According to a enlightening ridiculous NYT piece, people who live alone are, apparently, totalfreakingweirdos.
The evidence for the said “people who live alone will undoubtably turn into social lepers” argument is completely erroneous and humorous all at once.
- Kramer is NOT a good example of what happens to people when they live alone. I’ve yet to substitute butter for tanning oil and there are no plans to begin washing vegetables in the shower.
- Singing along to Journey is COMPLETELY NORMAL. And singing in the shower? It is widely known that bathrooms have amazing acoustics.
- Laundry left in the dryer is a sign of laziness. The same goes for dishes in the sink, not vacuuming, and other various physical manifestations of sloth.
- Champagne at 8 a.m.? It’s called a freaking mimosa. And they’re delicious.
- Matthew Morrison has publicly admitted to going on a sweet-potato only diet and I’m pretty sure he’s not a social outcast. He’s just insanely good looking.
Living alone is normal. So is living with your significant other. Stockpiling canned soup and bottled water for the apocalypse while trying out for Hoarders? That’s just plain scary.
I seriously believe this author deliberately searched out the weirdest, oddest, quirkiest people to interview for this article. And completely ignored the larger subset of TOTALLY NORMAL people who live by themselves. The concept of sample size? I don’t believe that was applied here…
Living alone doesn’t turn you into Bridget Jones or a social pariah. Living alone teaches you to be alone.
And the best part?
I watch football in my underwear. And I’m pretty sure my future husband won’t complain about that.

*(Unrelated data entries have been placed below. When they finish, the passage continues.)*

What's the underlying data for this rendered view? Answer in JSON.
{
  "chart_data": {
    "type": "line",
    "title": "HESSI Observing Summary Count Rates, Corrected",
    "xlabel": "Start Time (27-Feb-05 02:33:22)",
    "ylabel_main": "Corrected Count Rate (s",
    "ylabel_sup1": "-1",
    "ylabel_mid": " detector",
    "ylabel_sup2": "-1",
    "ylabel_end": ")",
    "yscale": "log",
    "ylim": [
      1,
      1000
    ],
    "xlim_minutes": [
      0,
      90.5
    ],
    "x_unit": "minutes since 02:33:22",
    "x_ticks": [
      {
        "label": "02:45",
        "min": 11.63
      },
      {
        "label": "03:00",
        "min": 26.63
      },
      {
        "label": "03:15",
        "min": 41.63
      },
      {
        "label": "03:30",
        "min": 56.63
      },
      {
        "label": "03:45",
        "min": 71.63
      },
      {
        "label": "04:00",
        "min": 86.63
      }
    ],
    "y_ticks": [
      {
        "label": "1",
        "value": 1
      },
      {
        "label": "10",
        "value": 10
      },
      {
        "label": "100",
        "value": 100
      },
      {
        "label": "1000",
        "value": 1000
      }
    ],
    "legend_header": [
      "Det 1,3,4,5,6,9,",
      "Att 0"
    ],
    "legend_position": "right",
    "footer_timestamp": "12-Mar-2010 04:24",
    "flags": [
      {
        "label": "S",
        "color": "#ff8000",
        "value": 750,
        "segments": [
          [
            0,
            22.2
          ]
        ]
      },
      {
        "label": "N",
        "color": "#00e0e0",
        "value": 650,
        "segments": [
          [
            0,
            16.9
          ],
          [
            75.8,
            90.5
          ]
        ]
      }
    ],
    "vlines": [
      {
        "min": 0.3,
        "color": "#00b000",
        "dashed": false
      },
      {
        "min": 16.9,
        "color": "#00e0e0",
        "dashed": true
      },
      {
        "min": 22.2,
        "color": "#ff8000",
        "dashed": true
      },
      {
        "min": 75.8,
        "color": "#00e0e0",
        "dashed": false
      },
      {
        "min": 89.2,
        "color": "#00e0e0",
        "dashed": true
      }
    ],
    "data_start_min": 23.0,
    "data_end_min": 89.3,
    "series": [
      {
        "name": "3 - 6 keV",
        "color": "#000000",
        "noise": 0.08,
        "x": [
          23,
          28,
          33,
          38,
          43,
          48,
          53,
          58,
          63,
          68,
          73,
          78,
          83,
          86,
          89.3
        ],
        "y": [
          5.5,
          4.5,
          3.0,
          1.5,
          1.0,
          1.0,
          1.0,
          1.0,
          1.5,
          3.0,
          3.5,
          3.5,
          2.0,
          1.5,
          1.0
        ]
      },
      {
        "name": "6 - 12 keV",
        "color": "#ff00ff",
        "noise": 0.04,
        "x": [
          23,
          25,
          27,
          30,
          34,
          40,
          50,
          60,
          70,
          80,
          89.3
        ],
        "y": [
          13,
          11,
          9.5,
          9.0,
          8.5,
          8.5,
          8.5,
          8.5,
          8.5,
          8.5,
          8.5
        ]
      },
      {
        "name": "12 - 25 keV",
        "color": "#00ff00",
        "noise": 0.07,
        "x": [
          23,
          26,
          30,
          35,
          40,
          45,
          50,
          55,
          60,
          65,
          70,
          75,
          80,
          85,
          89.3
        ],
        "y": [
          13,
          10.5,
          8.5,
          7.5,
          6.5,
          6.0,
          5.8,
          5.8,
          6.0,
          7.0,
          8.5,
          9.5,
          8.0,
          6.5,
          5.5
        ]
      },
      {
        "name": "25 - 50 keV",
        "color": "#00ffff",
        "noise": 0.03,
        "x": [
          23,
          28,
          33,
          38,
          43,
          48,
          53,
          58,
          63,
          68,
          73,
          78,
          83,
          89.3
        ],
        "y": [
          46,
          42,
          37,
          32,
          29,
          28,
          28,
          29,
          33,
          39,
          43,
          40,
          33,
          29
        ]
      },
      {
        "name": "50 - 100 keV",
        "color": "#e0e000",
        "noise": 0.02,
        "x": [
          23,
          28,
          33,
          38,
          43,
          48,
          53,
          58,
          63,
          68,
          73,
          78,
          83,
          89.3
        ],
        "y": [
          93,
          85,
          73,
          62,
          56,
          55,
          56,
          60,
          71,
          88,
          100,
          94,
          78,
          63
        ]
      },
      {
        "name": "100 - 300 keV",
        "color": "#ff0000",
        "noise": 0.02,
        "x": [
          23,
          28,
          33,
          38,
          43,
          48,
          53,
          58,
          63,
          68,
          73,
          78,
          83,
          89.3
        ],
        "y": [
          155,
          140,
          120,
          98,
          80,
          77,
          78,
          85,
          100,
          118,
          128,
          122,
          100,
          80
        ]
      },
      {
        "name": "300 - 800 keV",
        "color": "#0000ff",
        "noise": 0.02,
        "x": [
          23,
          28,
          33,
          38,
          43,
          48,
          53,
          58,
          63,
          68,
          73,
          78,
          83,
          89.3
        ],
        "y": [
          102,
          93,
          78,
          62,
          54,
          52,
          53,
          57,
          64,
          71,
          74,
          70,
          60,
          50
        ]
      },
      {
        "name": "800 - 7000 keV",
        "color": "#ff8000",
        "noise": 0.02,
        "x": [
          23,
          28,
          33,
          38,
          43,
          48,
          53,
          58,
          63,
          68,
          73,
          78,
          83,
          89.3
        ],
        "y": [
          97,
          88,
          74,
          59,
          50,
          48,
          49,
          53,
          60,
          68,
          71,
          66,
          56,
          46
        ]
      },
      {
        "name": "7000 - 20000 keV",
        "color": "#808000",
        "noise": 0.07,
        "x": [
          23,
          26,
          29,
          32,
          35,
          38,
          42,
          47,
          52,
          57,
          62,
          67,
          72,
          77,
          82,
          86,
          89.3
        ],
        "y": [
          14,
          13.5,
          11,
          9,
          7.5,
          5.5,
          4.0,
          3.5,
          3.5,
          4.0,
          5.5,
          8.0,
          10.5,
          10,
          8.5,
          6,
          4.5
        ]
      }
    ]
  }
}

Everyone should live alone. The people (women especially) who go right from living with parents to living with friends to living with spouses have no idea how to function independently and therefor if they are forced to live alone later in life have no idea how to take care of themselves. Live alone! In your underwear!
Agreed! Living alone is an important step for everyone in life.
And who doesn’t like eating cereal for dinner? I don’t exactly consider this risque behavior.
Just because you’ve de-catted doesn’t make you suddenly normal.
At least I’ve never left the house without pants.